Vamos agora rever rapidamente o nosso material e ver como pode
ser relacionado com a Dialética. No âmbito da Linguagem, nós agora temos
o nosso vocabulário e a morfologia ao nosso alcance; daí em diante,
podemos concentrar-nos na sintaxe e análise (por exemplo, a lógica da
construção do discurso) e a história da língua (por exemplo, como passamos
a organizar nossa fala para transmitir nossos pensamentos).

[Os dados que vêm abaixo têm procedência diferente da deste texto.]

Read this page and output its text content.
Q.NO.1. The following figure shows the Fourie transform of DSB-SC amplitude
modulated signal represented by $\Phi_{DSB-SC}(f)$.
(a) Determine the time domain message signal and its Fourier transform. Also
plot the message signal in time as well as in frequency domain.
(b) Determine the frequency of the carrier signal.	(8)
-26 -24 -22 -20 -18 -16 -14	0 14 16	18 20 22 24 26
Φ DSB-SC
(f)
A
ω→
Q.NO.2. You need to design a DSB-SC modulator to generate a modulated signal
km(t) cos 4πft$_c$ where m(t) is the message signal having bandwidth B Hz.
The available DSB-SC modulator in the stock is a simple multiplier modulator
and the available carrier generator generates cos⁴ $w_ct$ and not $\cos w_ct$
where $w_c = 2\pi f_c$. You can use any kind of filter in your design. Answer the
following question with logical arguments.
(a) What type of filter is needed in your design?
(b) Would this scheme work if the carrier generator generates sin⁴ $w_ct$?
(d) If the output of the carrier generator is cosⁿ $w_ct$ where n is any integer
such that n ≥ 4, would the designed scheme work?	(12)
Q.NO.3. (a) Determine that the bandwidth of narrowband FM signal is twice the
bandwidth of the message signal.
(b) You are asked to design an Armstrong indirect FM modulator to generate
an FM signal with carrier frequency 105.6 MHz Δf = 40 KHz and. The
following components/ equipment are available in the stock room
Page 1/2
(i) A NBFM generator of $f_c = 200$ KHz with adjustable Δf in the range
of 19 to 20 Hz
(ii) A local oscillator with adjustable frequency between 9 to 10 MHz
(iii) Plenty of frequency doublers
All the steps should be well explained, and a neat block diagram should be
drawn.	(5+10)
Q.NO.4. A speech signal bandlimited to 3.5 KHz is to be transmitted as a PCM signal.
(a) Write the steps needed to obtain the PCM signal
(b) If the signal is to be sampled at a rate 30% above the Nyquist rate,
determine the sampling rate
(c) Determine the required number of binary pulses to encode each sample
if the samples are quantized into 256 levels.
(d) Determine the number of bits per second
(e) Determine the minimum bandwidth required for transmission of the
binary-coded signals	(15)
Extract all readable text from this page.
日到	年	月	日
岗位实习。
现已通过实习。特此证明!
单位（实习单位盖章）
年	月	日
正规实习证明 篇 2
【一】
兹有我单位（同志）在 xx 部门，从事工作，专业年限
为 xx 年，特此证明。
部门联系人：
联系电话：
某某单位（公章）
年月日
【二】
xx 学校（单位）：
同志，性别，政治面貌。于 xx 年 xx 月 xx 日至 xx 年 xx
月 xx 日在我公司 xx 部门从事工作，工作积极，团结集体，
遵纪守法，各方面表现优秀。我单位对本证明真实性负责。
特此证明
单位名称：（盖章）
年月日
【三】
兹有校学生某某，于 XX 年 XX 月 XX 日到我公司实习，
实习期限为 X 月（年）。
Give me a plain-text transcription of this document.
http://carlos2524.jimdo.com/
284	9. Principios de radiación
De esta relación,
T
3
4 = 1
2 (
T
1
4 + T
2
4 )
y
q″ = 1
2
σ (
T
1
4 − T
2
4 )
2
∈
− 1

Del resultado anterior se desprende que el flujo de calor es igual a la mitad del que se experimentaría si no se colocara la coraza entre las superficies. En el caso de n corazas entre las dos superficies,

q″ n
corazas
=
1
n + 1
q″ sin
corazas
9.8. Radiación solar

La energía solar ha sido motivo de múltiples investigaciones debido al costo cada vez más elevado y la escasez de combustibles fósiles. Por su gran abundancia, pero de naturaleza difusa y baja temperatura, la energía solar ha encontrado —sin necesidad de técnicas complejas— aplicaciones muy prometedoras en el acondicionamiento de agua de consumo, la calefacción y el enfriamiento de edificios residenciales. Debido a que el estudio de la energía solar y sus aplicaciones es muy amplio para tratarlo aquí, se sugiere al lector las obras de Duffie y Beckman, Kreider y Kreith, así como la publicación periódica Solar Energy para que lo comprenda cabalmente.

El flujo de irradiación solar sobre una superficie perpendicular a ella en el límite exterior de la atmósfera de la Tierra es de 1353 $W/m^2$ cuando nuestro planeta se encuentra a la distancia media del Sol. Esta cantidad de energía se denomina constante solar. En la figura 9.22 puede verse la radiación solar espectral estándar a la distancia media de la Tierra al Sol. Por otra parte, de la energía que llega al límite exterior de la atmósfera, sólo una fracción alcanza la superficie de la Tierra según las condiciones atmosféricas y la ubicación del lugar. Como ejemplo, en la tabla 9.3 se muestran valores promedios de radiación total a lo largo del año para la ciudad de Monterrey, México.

Nossa Leitura passará da narrativa e a lírica para os ensaios, o
argumento e as críticas, e o aluno aprenderá tentar escrever este tipo de
coisa. Muitas lições—sobre qualquer assunto—assumirão a forma de
debates; e o lugar da recitação individual ou em coral será tomado por peças
dramáticas, com atenção especial para as peças em que um argumento é
expressado na forma dramática.
A matemática-- álgebra, geometria e os mais avançados tipos de
aritmética—agora será introduzida no currículo e assumirá seu lugar como
o que realmente é: não uma matéria separada, mas um subdepartamento da
Lógica. Não é nem mais nem menos do que a regra do silogismo em sua
aplicação específica para número e medida e deve ser ensinada como tal,
em vez de ser, para alguns, um mistério sombrio e, para outros, uma
revelação especial, nem iluminando nem iluminado por qualquer outra parte
do conhecimento.
A história, auxiliada por um sistema simples de ética derivada da
Gramática da teologia, fornecerá muito material apropriado para o debate:
O comportamento deste estadista foi justificado? Qual foi o efeito desta
promulgação? Quais são os argumentos a favor e contra esta ou aquela
forma de governo? Assim, teremos uma introdução à história constitucional
—um assunto sem sentido para a criança, mas de absoluto interesse para
aqueles que estão preparados para discutir e debater. A teologia em si
fornecerá material para a discussão sobre a conduta e a moral; e deve ter
seu escopo estendido por um modelo simplificado do curso de teologia
dogmática (isto é, a estrutura racional do pensamento Cristão), esclarecendo
as relações entre o dogma e a ética, e prestando-se para a aplicação dos
princípios éticos em situações em particular, que é corretamente chamado
de casuística. A geografia e as ciências igualmente fornecerão material para
a Dialética.
Mas, acima de tudo, não devemos negligenciar o material que é tão
abundante na vida diária dos próprios alunos.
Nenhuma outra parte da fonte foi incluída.